Stephen joined the research group led by Professor Ian Frazer at The University of Queensland Diamantina Institute in 2007 to undertake postdoctoral research, investigating immune regulation in animal models of cervical cancer.
In 2010, he furthered his training in the field of cancer immunotherapy by secondment to the laboratory of Professor Mark Smyth at the Peter MacCallum Cancer Centre in Melbourne. There, he and his group developed a novel therapeutic cancer vaccine for B cell lymphomas, and through collaboration with international colleagues in France, made significant inroads into understanding how the immune system is required for effective chemotherapy treatment outcomes in cancer patients.
Returning to UQDI in May 2012, Stephen established his own group whose vision and goal is to develop and promote blood cancer immunotherapies at the Translational Research Institute and UQ.
Immune Based Therapies
Stephen’s group focuses on developing and assessing combination immune-based therapies in mouse models of cancer, and investigating how tumours escape control by the immune system.

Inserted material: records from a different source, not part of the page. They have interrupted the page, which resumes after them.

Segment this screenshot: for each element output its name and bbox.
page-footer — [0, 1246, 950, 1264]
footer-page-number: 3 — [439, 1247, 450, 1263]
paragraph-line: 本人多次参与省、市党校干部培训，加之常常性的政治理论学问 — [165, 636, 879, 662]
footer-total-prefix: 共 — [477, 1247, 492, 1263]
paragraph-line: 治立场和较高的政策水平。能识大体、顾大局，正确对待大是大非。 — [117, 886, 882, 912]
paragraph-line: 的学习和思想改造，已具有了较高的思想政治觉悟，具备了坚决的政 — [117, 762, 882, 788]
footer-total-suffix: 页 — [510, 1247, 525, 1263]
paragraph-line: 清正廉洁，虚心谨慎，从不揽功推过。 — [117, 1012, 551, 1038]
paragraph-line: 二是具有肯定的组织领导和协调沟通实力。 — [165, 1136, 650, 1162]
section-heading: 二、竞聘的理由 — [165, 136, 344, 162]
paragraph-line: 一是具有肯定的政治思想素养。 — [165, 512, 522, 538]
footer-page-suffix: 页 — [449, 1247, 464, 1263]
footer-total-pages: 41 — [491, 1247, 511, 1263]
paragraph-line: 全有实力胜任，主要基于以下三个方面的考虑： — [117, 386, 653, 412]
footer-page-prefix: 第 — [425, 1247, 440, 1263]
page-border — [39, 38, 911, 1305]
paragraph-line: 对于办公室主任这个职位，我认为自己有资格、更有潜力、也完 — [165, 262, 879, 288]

They are also interested in how external ‘modifiable’ factors - such as chronic stress - impact on the immune system and on immunotherapy.
“Our vision is to try and incorporate immune-based therapies with conventional therapies for cancer,” says Stephen. “Current therapies are very toxic and don’t always work that well, particularly in patients who have resistant tumours or have relapsed to disease. By combining immune-based therapies with conventional treatments, we hope to boost the overall effect and create more durable responses to different types of cancer.”